Republican Mikaela Nix has filed an ethics complaint against Stockton Reeves VI, charging that he is hiding expenses in his campaign finance reports.
The two will face off in next Tuesday’s Republican primary for House District 47.
The complaint is the second filed against Reeves on Nix’ behalf. Earlier, it was from an Orange County Republican, who questioned where Reeves’ money was coming from, noting that he lent his campaign $90,000 last year but his personal financial disclosures did not show he had that much available in liquid assets.
Reeves has maintained he would clear that up with addendums, which he has not yet filed. He has until the end of the month.
The winner of Tuesday’s combustive primary battle will face Democratic nominee Anna Eskamani in the November election.
The new complaint charges that there appears to be no record in Reeves’ campaign finance filings to cover at least 13 campaign mailers Nix’ campaign says Reeves has sent in recent weeks to voters in Florida House District 47.
Reeves said all the appropriate invoices came in after the most recent filing deadline, and he has paid them, and they will be itemized in the next campaign finance report.
Reeves campaign expense reports through Aug. 10 show some small expenses for printing and postage but nothing that could cover wide distribution of mailers to Republican voters throughout HD 47, which covers north and central Orange County.
“It does not appear that the reported expenses include any amounts for any mailers — let alone 13,” Nix wrote in her ethics complaint.
Reeves replied by email that the mailers’ expenses will be appearing soon, because they were only just paid last Saturday, after the Aug. 10 campaign finance filings, the latest available through the Florida Division of Elections.
“Last Friday, I received 14 invoices from Strategic Image Management. On Saturday, I went down to my office, printed them out and took a check totaling almost $67,000 to the FedEx office on Fairbanks and sent that check to their office in Tampa for 2-day delivery,” Reeves wrote in a reply to Florida Politics. “They received it Tuesday.”

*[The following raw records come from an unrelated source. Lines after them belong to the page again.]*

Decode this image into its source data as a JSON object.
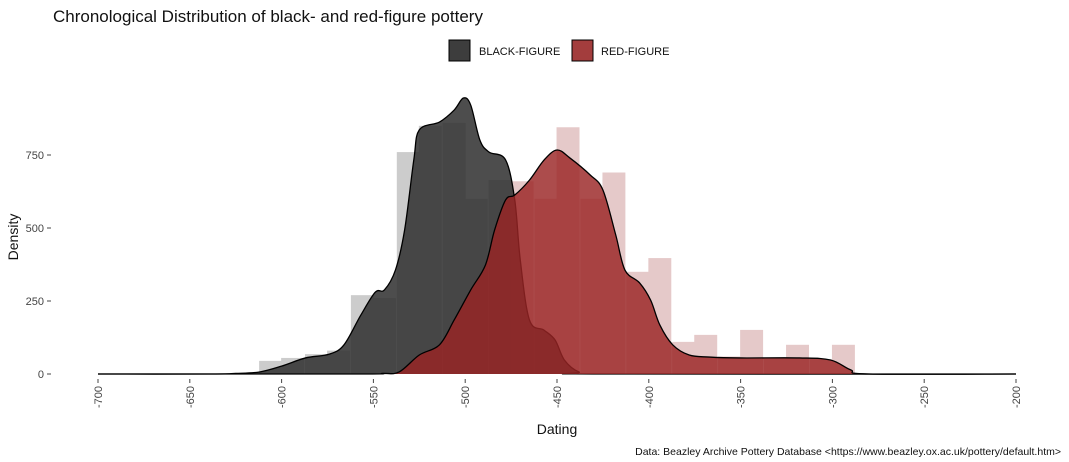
{
  "chart_data": {
    "type": "area",
    "title": "Chronological Distribution of black- and red-figure pottery",
    "xlabel": "Dating",
    "ylabel": "Density",
    "caption": "Data: Beazley Archive Pottery Database <https://www.beazley.ox.ac.uk/pottery/default.htm>",
    "xlim": [
      -700,
      -200
    ],
    "ylim": [
      0,
      950
    ],
    "xticks": [
      -700,
      -650,
      -600,
      -550,
      -500,
      -450,
      -400,
      -350,
      -300,
      -250,
      -200
    ],
    "yticks": [
      0,
      250,
      500,
      750
    ],
    "grid": false,
    "legend_position": "top",
    "bar_width_years": 12.5,
    "series": [
      {
        "name": "BLACK-FIGURE",
        "color": "#333333",
        "bar_color": "#cccccc",
        "bars": [
          [
            -606,
            45
          ],
          [
            -594,
            55
          ],
          [
            -581,
            68
          ],
          [
            -569,
            80
          ],
          [
            -556,
            270
          ],
          [
            -544,
            260
          ],
          [
            -531,
            760
          ],
          [
            -519,
            850
          ],
          [
            -506,
            860
          ],
          [
            -494,
            600
          ],
          [
            -481,
            664
          ]
        ],
        "curve": [
          [
            -700,
            0
          ],
          [
            -640,
            0
          ],
          [
            -625,
            2
          ],
          [
            -612,
            7
          ],
          [
            -600,
            27
          ],
          [
            -587,
            55
          ],
          [
            -574,
            68
          ],
          [
            -566,
            100
          ],
          [
            -557,
            200
          ],
          [
            -549,
            280
          ],
          [
            -544,
            288
          ],
          [
            -538,
            356
          ],
          [
            -533,
            493
          ],
          [
            -528,
            733
          ],
          [
            -525,
            836
          ],
          [
            -514,
            863
          ],
          [
            -506,
            904
          ],
          [
            -501,
            945
          ],
          [
            -497,
            921
          ],
          [
            -492,
            801
          ],
          [
            -487,
            760
          ],
          [
            -478,
            733
          ],
          [
            -473,
            596
          ],
          [
            -470,
            390
          ],
          [
            -465,
            185
          ],
          [
            -457,
            150
          ],
          [
            -451,
            116
          ],
          [
            -446,
            48
          ],
          [
            -438,
            7
          ],
          [
            -427,
            0
          ],
          [
            -200,
            0
          ]
        ]
      },
      {
        "name": "RED-FIGURE",
        "color": "#a33535",
        "bar_color": "#e5c9c9",
        "bars": [
          [
            -469,
            660
          ],
          [
            -456,
            600
          ],
          [
            -444,
            845
          ],
          [
            -431,
            600
          ],
          [
            -419,
            690
          ],
          [
            -406,
            350
          ],
          [
            -394,
            397
          ],
          [
            -381,
            110
          ],
          [
            -369,
            134
          ],
          [
            -356,
            60
          ],
          [
            -344,
            151
          ],
          [
            -331,
            55
          ],
          [
            -319,
            100
          ],
          [
            -306,
            50
          ],
          [
            -294,
            100
          ]
        ],
        "curve": [
          [
            -700,
            0
          ],
          [
            -560,
            0
          ],
          [
            -545,
            2
          ],
          [
            -536,
            7
          ],
          [
            -525,
            65
          ],
          [
            -514,
            100
          ],
          [
            -506,
            185
          ],
          [
            -497,
            288
          ],
          [
            -489,
            373
          ],
          [
            -484,
            493
          ],
          [
            -478,
            596
          ],
          [
            -473,
            613
          ],
          [
            -465,
            664
          ],
          [
            -457,
            733
          ],
          [
            -450,
            767
          ],
          [
            -443,
            740
          ],
          [
            -432,
            682
          ],
          [
            -425,
            630
          ],
          [
            -418,
            476
          ],
          [
            -413,
            356
          ],
          [
            -405,
            312
          ],
          [
            -399,
            253
          ],
          [
            -394,
            168
          ],
          [
            -387,
            100
          ],
          [
            -378,
            65
          ],
          [
            -367,
            58
          ],
          [
            -350,
            55
          ],
          [
            -318,
            55
          ],
          [
            -301,
            48
          ],
          [
            -290,
            14
          ],
          [
            -280,
            0
          ],
          [
            -200,
            0
          ]
        ]
      }
    ]
  }
}
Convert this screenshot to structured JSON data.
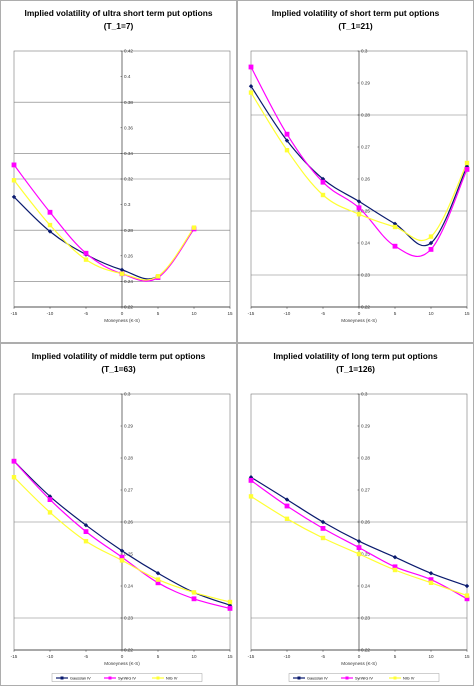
{
  "colors": {
    "gaussian": "#0a1a6e",
    "synnig": "#ff00ff",
    "nig": "#ffff33"
  },
  "chart_data": [
    {
      "type": "line",
      "title": "Implied volatility of ultra short term put options",
      "subtitle": "(T_1=7)",
      "xlabel": "Moneyness (K-S)",
      "ylabel": "",
      "xlim": [
        -15,
        15
      ],
      "ylim": [
        0.22,
        0.42
      ],
      "yticks": [
        "0.22",
        "0.24",
        "0.26",
        "0.28",
        "0.3",
        "0.32",
        "0.34",
        "0.36",
        "0.38",
        "0.4",
        "0.42"
      ],
      "xticks": [
        "-15",
        "-10",
        "-5",
        "0",
        "5",
        "10",
        "15"
      ],
      "grid": "horizontal lines at 0.24, 0.28, 0.32, 0.34, 0.38",
      "series": [
        {
          "name": "Gaussian IV",
          "x": [
            -15,
            -10,
            -5,
            0,
            5,
            10
          ],
          "y": [
            0.306,
            0.279,
            0.261,
            0.249,
            0.244,
            0.281
          ]
        },
        {
          "name": "SynNIG IV",
          "x": [
            -15,
            -10,
            -5,
            0,
            5,
            10
          ],
          "y": [
            0.331,
            0.294,
            0.262,
            0.246,
            0.243,
            0.281
          ]
        },
        {
          "name": "NIG IV",
          "x": [
            -15,
            -10,
            -5,
            0,
            5,
            10
          ],
          "y": [
            0.319,
            0.284,
            0.257,
            0.246,
            0.244,
            0.282
          ]
        }
      ]
    },
    {
      "type": "line",
      "title": "Implied volatility of short term put options",
      "subtitle": "(T_1=21)",
      "xlabel": "Moneyness (K-S)",
      "ylabel": "",
      "xlim": [
        -15,
        15
      ],
      "ylim": [
        0.22,
        0.3
      ],
      "yticks": [
        "0.22",
        "0.23",
        "0.24",
        "0.25",
        "0.26",
        "0.27",
        "0.28",
        "0.29",
        "0.3"
      ],
      "xticks": [
        "-15",
        "-10",
        "-5",
        "0",
        "5",
        "10",
        "15"
      ],
      "grid": "horizontal lines at 0.23, 0.25, 0.28",
      "series": [
        {
          "name": "Gaussian IV",
          "x": [
            -15,
            -10,
            -5,
            0,
            5,
            10,
            15
          ],
          "y": [
            0.289,
            0.272,
            0.26,
            0.253,
            0.246,
            0.24,
            0.264
          ]
        },
        {
          "name": "SynNIG IV",
          "x": [
            -15,
            -10,
            -5,
            0,
            5,
            10,
            15
          ],
          "y": [
            0.295,
            0.274,
            0.259,
            0.251,
            0.239,
            0.238,
            0.263
          ]
        },
        {
          "name": "NIG IV",
          "x": [
            -15,
            -10,
            -5,
            0,
            5,
            10,
            15
          ],
          "y": [
            0.287,
            0.269,
            0.255,
            0.249,
            0.245,
            0.242,
            0.265
          ]
        }
      ]
    },
    {
      "type": "line",
      "title": "Implied volatility of middle term put options",
      "subtitle": "(T_1=63)",
      "xlabel": "Moneyness (K-S)",
      "ylabel": "",
      "xlim": [
        -15,
        15
      ],
      "ylim": [
        0.22,
        0.3
      ],
      "yticks": [
        "0.22",
        "0.23",
        "0.24",
        "0.25",
        "0.26",
        "0.27",
        "0.28",
        "0.29",
        "0.3"
      ],
      "xticks": [
        "-15",
        "-10",
        "-5",
        "0",
        "5",
        "10",
        "15"
      ],
      "grid": "horizontal lines at 0.23, 0.26",
      "series": [
        {
          "name": "Gaussian IV",
          "x": [
            -15,
            -10,
            -5,
            0,
            5,
            10,
            15
          ],
          "y": [
            0.279,
            0.268,
            0.259,
            0.251,
            0.244,
            0.238,
            0.234
          ]
        },
        {
          "name": "SynNIG IV",
          "x": [
            -15,
            -10,
            -5,
            0,
            5,
            10,
            15
          ],
          "y": [
            0.279,
            0.267,
            0.257,
            0.249,
            0.241,
            0.236,
            0.233
          ]
        },
        {
          "name": "NIG IV",
          "x": [
            -15,
            -10,
            -5,
            0,
            5,
            10,
            15
          ],
          "y": [
            0.274,
            0.263,
            0.254,
            0.248,
            0.242,
            0.238,
            0.235
          ]
        }
      ]
    },
    {
      "type": "line",
      "title": "Implied volatility of long term put options",
      "subtitle": "(T_1=126)",
      "xlabel": "Moneyness (K-S)",
      "ylabel": "",
      "xlim": [
        -15,
        15
      ],
      "ylim": [
        0.22,
        0.3
      ],
      "yticks": [
        "0.22",
        "0.23",
        "0.24",
        "0.25",
        "0.26",
        "0.27",
        "0.28",
        "0.29",
        "0.3"
      ],
      "xticks": [
        "-15",
        "-10",
        "-5",
        "0",
        "5",
        "10",
        "15"
      ],
      "grid": "horizontal lines at 0.23, 0.26",
      "series": [
        {
          "name": "Gaussian IV",
          "x": [
            -15,
            -10,
            -5,
            0,
            5,
            10,
            15
          ],
          "y": [
            0.274,
            0.267,
            0.26,
            0.254,
            0.249,
            0.244,
            0.24
          ]
        },
        {
          "name": "SynNIG IV",
          "x": [
            -15,
            -10,
            -5,
            0,
            5,
            10,
            15
          ],
          "y": [
            0.273,
            0.265,
            0.258,
            0.252,
            0.246,
            0.242,
            0.236
          ]
        },
        {
          "name": "NIG IV",
          "x": [
            -15,
            -10,
            -5,
            0,
            5,
            10,
            15
          ],
          "y": [
            0.268,
            0.261,
            0.255,
            0.25,
            0.245,
            0.241,
            0.237
          ]
        }
      ]
    }
  ],
  "legend": {
    "placement": "bottom",
    "entries": [
      "Gaussian IV",
      "SynNIG IV",
      "NIG IV"
    ]
  }
}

The mailers have themselves been an issue, in a campaign in which both Nix and Reeves have complained about the fairness and accuracy of content in mailers attacking them. Reeves’ mailers have included information about Nix’ voting record and about old criminal cases — which had been dropped, never litigated, and expunged — involving Nix as a young woman, stopped for shoplifting and driving offenses.
Attack mailers about Reeves were sent by the third-party political action committee Floridians for Fiscal Responsibility, which is run by Nix’ campaign consultant, John Dowless. They raised questions about his financial reports, and a previous ethics complaint sustained against him in a campaign in the 1990s.